Tidak hanya dalam perdagangan, orang-orang Minangkabau juga menyusup ke berbagai aspek kehidupan sosial dan politik di Semenanjung Malaya. Sebuah manuskrip anonim Portugis dari akhir abad ke-16 menceritakan tentang suku-suku primitif Malaya yang khawatir dengan kehadiran orang Minangkabau di wilayah mereka. Namun, hubungan ini berkembang menjadi kolaborasi yang lebih erat, bahkan sampai pada pernikahan campuran.
Kisah lain datang dari tahun 1684, ketika Thomas Dias, seorang pegawai VOC keturunan Portugis, diutus langsung oleh Gubernur VOC di Malaka untuk menemui Raja Pagaruyung. Dias tidak hanya membawa pesan persahabatan, tetapi juga tawaran kerjasama dagang yang lebih erat. Perjalanan ini menjadi simbol dari semakin kuatnya ikatan antara dua wilayah ini, yang terus berlanjut hingga abad ke-18.
Pada masa yang lebih modern, jejak Minangkabau di Semenanjung Malaya tidak hanya terbatas pada perdagangan. Nama-nama seperti Mat Kilau, seorang pahlawan terkenal Malaysia asal Rao, menjadi bukti nyata bagaimana keturunan Minangkabau turut membentuk identitas bangsa ini.
Selain itu, ulama-ulama besar seperti Syekh Muhammad Saleh al-Minangkabawy yang menjabat sebagai Syaikh al-Islam di Perak, dan Syekh Thahir Djalaluddin al-Falaki, seorang reformis Islam yang berpengaruh di Malaysia, menunjukkan bagaimana budaya dan agama Minangkabau merasuk ke dalam kehidupan masyarakat setempat.
Jejak Minangkabau juga terlihat pada aspek kuliner, dengan rendang menjadi salah satu hidangan yang sangat populer di Malaysia.
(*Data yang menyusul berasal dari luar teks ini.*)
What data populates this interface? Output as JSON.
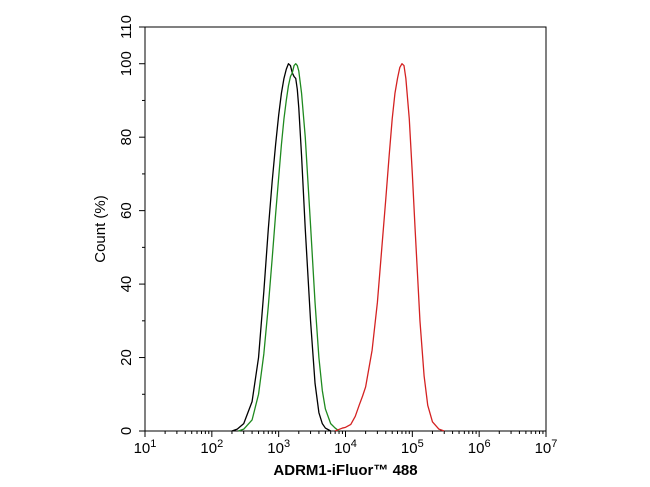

Meskipun bentuk dan cara pengolahannya berbeda dengan di Sumatra Barat, rendang tetap menjadi simbol dari hubungan erat antara kedua wilayah ini.
Kini, ketika kita melihat ke belakang, jelas bahwa Minangkabau bukan hanya bagian dari sejarah Semenanjung Malaya, tetapi juga telah menjadi bagian dari identitas yang melekat pada negara Malaysia saat ini. Dari perdagangan emas, kontribusi ulama, hingga warisan kuliner, orang-orang Minangkabau telah meninggalkan jejak yang tak terlupakan di tanah seberang. Makin tahu Indonesia.[budi]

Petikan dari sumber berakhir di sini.